Geen tekst maar opvoering
Daarna is Ramakers zich bezig gaan houden met toneelteksten van rederijkers. De rederijkers waren woordkunstenaars die zich organiseerden in verenigingen en wedstrijden organiseerden. De opvoeringsteksten zijn weliswaar het enige wat ons rest van de historische voorstelling, toch probeert Ramakers die in zijn onderzoek te reconstrueren : “Net als bij de tableaux vivants raakte ik hier vooral geïnteresseerd in de vraag: wat was er in werkelijkheid te zien op het toneel? Een toneelstuk is niet alleen een tekst, maar een heel evenement.”
Ramakers richt zich dus niet alleen op wat de personages zeggen, maar ook op wat er tegelijkertijd te zien was: “De toeschouwers lazen zo’n toneeltekst natuurlijk niet. Het is uiteindelijk de opvoering die het publiek te zien (en te horen) krijgt en die moeten we onderzoeken.” Hoewel van de meeste toneelstukken alleen de tekst bewaard is gebleven, kunnen we uit archiefstukken afleiden op wat voor locatie een toneelstuk werd opgevoerd en wat voor kostuums de acteurs droegen. Daarbij kan de de beeldende kunst een handje helpen: “Sommige rederijkers waren ook schilder en maakten schilderijen van onderwerpen waar ook toneelstukken over gingen.”
Emotie en esthetiek
De laatste tijd probeert Ramakers een stap verder te gaan: wat voor impact had een toneelstuk op het publiek? Dat noemt hij de ‘esthetische ervaring’. “Als toneelhistorici analyseren we een toneelstuk graag door ze te vergelijken met eerdere of latere toneelstukken over hetzelfde thema, maar dat is eigenlijk helemaal niet relevant. Ik zie het als mijn primaire taak om te begrijpen wat de oorspronkelijke toeschouwer gezien heeft en hoe die dat heeft ervaren.”
Er wordt steeds meer onderzoek verricht naar die esthetische ervaring. Dat gebeurt vooral experimenteel: terwijl iemand naar een schilderij kijkt of een tekst leest, kun je zijn emoties meten door bijvoorbeeld veranderingen in huidtemperatuur en -vochtigheid te meten. “Je kan ervan uitgaan dat we als mensen door de tijd heen grotendeels op dezelfde manier reageren op emotionele teksten of emotionele beelden.

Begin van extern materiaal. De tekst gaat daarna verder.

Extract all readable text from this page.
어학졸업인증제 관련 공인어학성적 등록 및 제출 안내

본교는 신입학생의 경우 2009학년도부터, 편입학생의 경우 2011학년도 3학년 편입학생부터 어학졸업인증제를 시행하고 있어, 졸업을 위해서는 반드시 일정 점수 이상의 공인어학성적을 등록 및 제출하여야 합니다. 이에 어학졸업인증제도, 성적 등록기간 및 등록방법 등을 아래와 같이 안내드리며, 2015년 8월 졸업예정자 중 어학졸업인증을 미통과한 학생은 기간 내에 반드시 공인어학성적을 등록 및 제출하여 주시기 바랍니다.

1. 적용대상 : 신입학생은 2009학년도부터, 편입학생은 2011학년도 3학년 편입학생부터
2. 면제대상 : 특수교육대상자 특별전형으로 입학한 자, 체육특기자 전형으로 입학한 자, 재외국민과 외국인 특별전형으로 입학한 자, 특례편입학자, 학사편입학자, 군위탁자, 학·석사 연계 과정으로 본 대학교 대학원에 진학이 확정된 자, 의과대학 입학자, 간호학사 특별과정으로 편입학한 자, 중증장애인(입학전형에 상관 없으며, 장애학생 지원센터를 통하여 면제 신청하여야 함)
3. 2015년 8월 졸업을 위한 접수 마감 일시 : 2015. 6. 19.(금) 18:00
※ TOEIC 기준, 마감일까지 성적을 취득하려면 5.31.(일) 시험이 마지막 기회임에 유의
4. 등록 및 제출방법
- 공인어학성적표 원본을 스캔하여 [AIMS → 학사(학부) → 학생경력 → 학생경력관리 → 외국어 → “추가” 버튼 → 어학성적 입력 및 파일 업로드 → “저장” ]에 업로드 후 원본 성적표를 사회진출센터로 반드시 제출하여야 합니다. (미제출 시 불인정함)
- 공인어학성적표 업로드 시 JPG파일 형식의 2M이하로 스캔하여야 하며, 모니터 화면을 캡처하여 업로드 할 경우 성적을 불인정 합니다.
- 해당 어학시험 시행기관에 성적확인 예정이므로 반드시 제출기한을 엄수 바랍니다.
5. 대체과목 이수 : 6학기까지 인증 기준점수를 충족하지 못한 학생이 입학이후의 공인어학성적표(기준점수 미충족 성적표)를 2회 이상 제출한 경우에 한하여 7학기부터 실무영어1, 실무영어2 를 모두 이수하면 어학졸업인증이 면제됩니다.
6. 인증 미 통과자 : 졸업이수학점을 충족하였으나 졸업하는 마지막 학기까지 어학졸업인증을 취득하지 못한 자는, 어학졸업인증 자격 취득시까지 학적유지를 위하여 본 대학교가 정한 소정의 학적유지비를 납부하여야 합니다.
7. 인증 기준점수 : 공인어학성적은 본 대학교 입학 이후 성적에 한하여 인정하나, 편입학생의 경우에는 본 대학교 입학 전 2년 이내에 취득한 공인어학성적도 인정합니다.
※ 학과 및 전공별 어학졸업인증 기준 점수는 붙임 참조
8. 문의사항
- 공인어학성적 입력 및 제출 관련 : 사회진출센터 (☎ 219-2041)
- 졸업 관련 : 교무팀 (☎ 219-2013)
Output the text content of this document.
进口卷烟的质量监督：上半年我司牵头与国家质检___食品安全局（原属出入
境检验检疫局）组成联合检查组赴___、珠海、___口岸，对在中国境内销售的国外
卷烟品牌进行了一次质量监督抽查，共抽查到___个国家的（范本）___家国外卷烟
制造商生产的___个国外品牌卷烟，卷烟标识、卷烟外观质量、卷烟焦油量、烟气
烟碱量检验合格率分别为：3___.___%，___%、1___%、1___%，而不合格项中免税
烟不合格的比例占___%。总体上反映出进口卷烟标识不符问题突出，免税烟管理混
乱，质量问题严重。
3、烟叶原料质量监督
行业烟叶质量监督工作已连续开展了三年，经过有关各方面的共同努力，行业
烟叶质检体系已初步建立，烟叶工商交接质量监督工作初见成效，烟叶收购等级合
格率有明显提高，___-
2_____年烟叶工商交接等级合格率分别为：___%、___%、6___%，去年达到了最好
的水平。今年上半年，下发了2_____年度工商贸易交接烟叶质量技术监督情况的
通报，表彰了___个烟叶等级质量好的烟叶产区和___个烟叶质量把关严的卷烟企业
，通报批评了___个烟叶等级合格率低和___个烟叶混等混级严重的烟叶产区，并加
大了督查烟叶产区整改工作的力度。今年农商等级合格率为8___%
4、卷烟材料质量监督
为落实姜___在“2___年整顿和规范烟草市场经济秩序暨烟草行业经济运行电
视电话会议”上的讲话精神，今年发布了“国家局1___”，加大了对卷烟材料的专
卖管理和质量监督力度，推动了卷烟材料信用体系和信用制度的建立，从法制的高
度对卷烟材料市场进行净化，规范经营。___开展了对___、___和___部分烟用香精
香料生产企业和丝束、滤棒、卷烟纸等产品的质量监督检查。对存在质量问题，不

Je kunt dus heel goed experimenteel onderzoek doen met hedendaagse toeschouwers om iets te zeggen over de ervaring van toeschouwers in het verleden.”
Onderzoekend opvoeren
In 2021 hielp Ramakers mee met de opvoering van een middeleeuws toneelstuk, als een vorm van onderzoek. Dat heet ‘Perfomance as Research’. “Je kunt natuurlijk een gedachtelijke voorstelling maken bij een toneeltekst, maar het is nog interessanter om te kijken wat er gebeurt als je een echte opvoering verzorgt. Wat maken professionele acteurs van zo’n toneeltekst en hoe reageren hedendaagse toeschouwers op een opvoering? En kloppen je eigen aannames wel?”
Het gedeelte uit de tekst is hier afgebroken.